Since 2008 a committee drawn jointly from both parts of Cyprus has identified monuments of cultural significance, mostly deserted centres of worship, to be resurrected.
“It must be like this, because if they collapse, we would be angry at one another,” Seyfi Tunelci said. “But if we rebuild them, we will be friends again.”
Like many Turkish Cypriots, 62-year-old Tunelci fled north in 1974 when Cyprus was divided amid a Turkish invasion into a breakaway north and an ethnically Greek, internationally-recognised south.
The Orthodox Christian monastery at Myrtou, Agios Panteleimonas, named after an early Christian saint renowned as a faith healer, traces its foundation to the 5th century. After its monks and parishioners joined thousands of Greek Cypriots fleeing south in 1974, a Turkish army garrison moved in, followed by legions of pigeons and snakes.

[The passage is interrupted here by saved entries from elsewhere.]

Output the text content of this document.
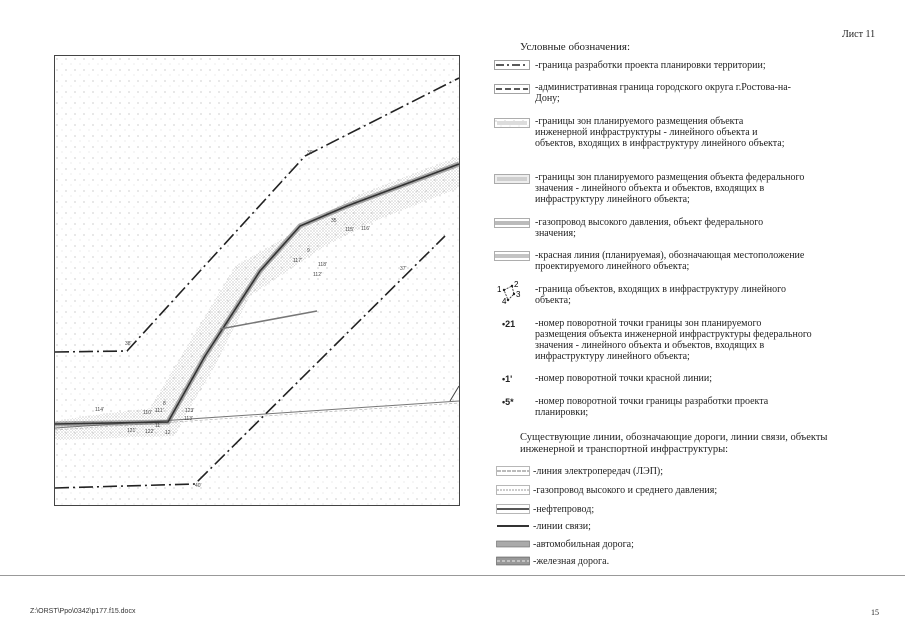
Лист 11
39'
38'
37'
40'
35
115' 116'
9
117'
118'
110' 111'
112'
113'
114'
8
11
12
121' 122'
123'
Условные обозначения:
-граница разработки проекта планировки территории;
-административная граница городского округа г.Ростова-на-Дону;
-границы зон планируемого размещения объекта инженерной инфраструктуры - линейного объекта и объектов, входящих в инфраструктуру линейного объекта;
-границы зон планируемого размещения объекта федерального значения - линейного объекта и объектов, входящих в инфраструктуру линейного объекта;
-газопровод высокого давления, объект федерального значения;
-красная линия (планируемая), обозначающая местоположение проектируемого линейного объекта;
1
2
3
4
-граница объектов, входящих в инфраструктуру линейного объекта;
•21	-номер поворотной точки границы зон планируемого размещения объекта инженерной инфраструктуры федерального значения - линейного объекта и объектов, входящих в инфраструктуру линейного объекта;
•1'	-номер поворотной точки красной линии;
•5*	-номер поворотной точки границы разработки проекта планировки;
Существующие линии, обозначающие дороги, линии связи, объекты инженерной и транспортной инфраструктуры:
-линия электропередач (ЛЭП);
-газопровод высокого и среднего давления;
-нефтепровод;
-линии связи;
-автомобильная дорога;
-железная дорога.
Z:\ORST\Ppo\0342\p177.f15.docx	15
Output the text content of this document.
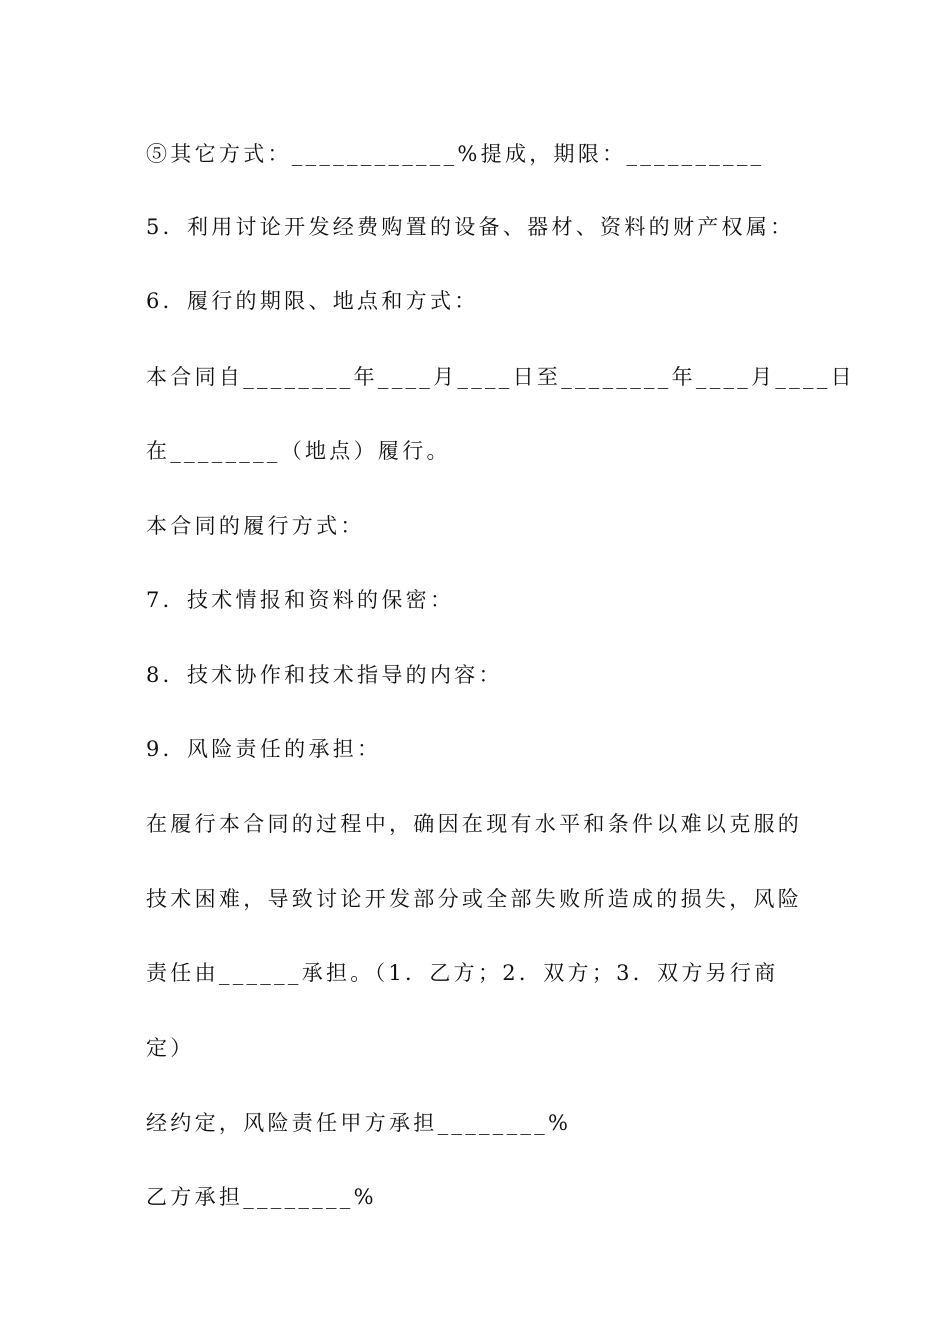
⑤其它方式：____________%提成，期限：__________
5．利用讨论开发经费购置的设备、器材、资料的财产权属：
6．履行的期限、地点和方式：
本合同自________年____月____日至________年____月____日
在________（地点）履行。
本合同的履行方式：
7．技术情报和资料的保密：
8．技术协作和技术指导的内容：
9．风险责任的承担：
在履行本合同的过程中，确因在现有水平和条件以难以克服的
技术困难，导致讨论开发部分或全部失败所造成的损失，风险
责任由______承担。（1．乙方；2．双方；3．双方另行商
定）
经约定，风险责任甲方承担________%
乙方承担________%
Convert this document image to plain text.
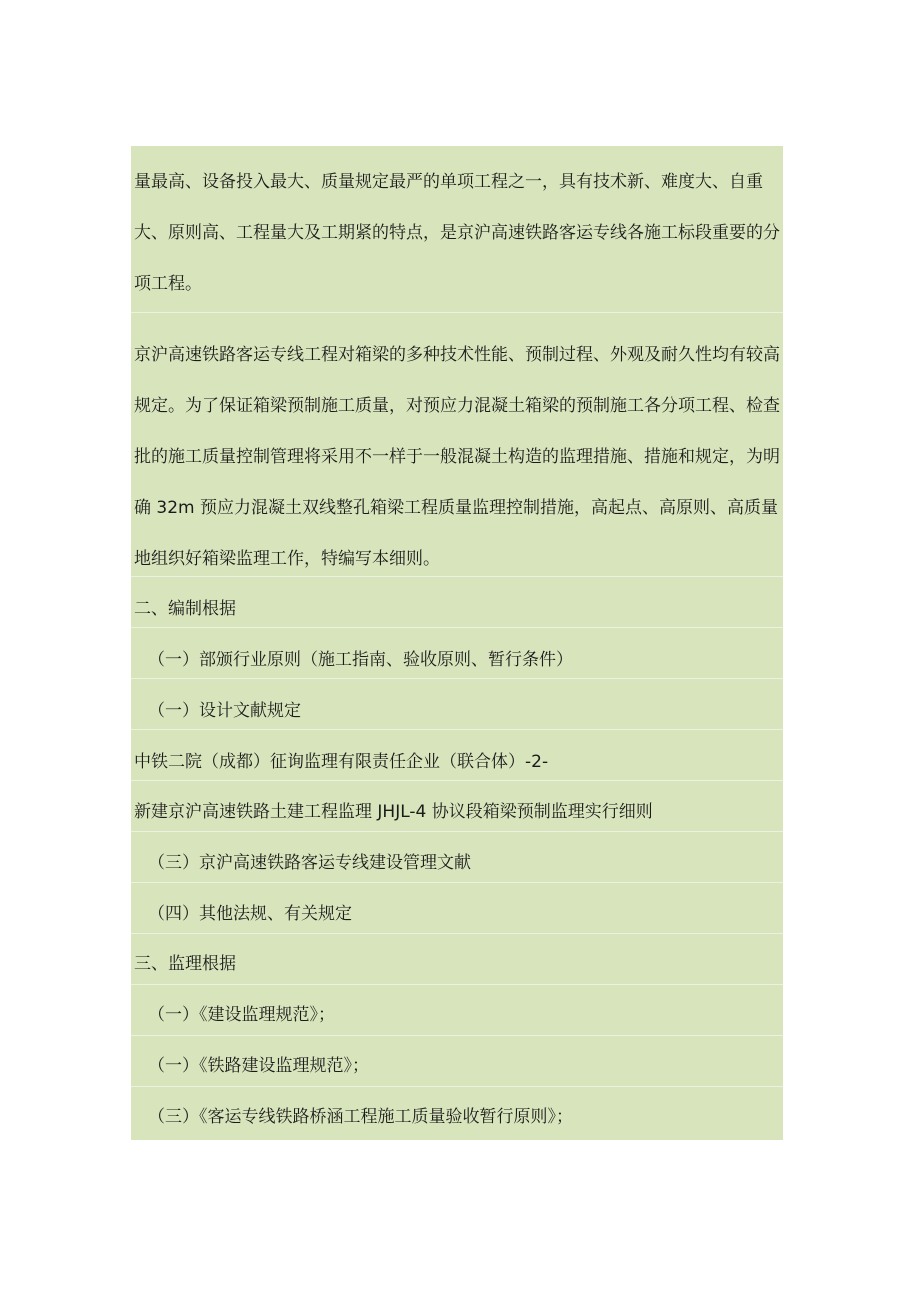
量最高、设备投入最大、质量规定最严的单项工程之一，具有技术新、难度大、自重
大、原则高、工程量大及工期紧的特点，是京沪高速铁路客运专线各施工标段重要的分
项工程。
京沪高速铁路客运专线工程对箱梁的多种技术性能、预制过程、外观及耐久性均有较高
规定。为了保证箱梁预制施工质量，对预应力混凝土箱梁的预制施工各分项工程、检查
批的施工质量控制管理将采用不一样于一般混凝土构造的监理措施、措施和规定，为明
确 32m 预应力混凝土双线整孔箱梁工程质量监理控制措施，高起点、高原则、高质量
地组织好箱梁监理工作，特编写本细则。
二、编制根据
（一）部颁行业原则（施工指南、验收原则、暂行条件）
（一）设计文献规定
中铁二院（成都）征询监理有限责任企业（联合体）-2-
新建京沪高速铁路土建工程监理 JHJL-4 协议段箱梁预制监理实行细则
（三）京沪高速铁路客运专线建设管理文献
（四）其他法规、有关规定
三、监理根据
（一）《建设监理规范》；
（一）《铁路建设监理规范》；
（三）《客运专线铁路桥涵工程施工质量验收暂行原则》；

Agios Panteleimonas became one of hundreds of Christian sites, including cemeteries, abandoned to vandals in the north, while scores of abandoned mosques and other Islamic sites in the south fell into a similar state of decay.
CROWNING GLORY
Ali Tuncay, a Turkish Cypriot businessman on the Technical Committee on Cultural Heritage, says their crowning achievement so far has been an inter-faith agreement to restore the Apostolos Andreas Monastery on Cyprus’ northeast Karpas Peninsula. The site honours St. Andrew, one of Jesus’ disciples, who reputedly brought forth a miraculous spring on the spot for the salvation of passing sailors.
Christians and Muslims alike made the site a popular point of pilgrimage and worship until partition 42 years ago. Year-old reconstruction efforts are being funded directly by the two primary Muslim and Orthodox Christian authorities on Cyprus, not the EU, in an effort expected ultimately to cost 6 million euros.
The committee has identified 40 sites for initial repair, followed by 80 more. Among the Muslim sites on the Greek Cypriot side already restored are four mosques, an Ottoman water mill and a hammam — a heated bathhouse.
Back in Myrtou, archaeologists and engineers are planning how best to reclaim a monastery hit by erosion, water damage and occupiers’ destructive whitewashing of medieval frescoes.
The first phase of work, supported by 725,000 euros in EU funds, seeks to reinforce sandstone walls in a compound that includes a church, monks’ residences and guesthouses. Hopes exist to use original timbers, sandstone blocks and mud bricks to restore the monastery to its pre-partition splendour.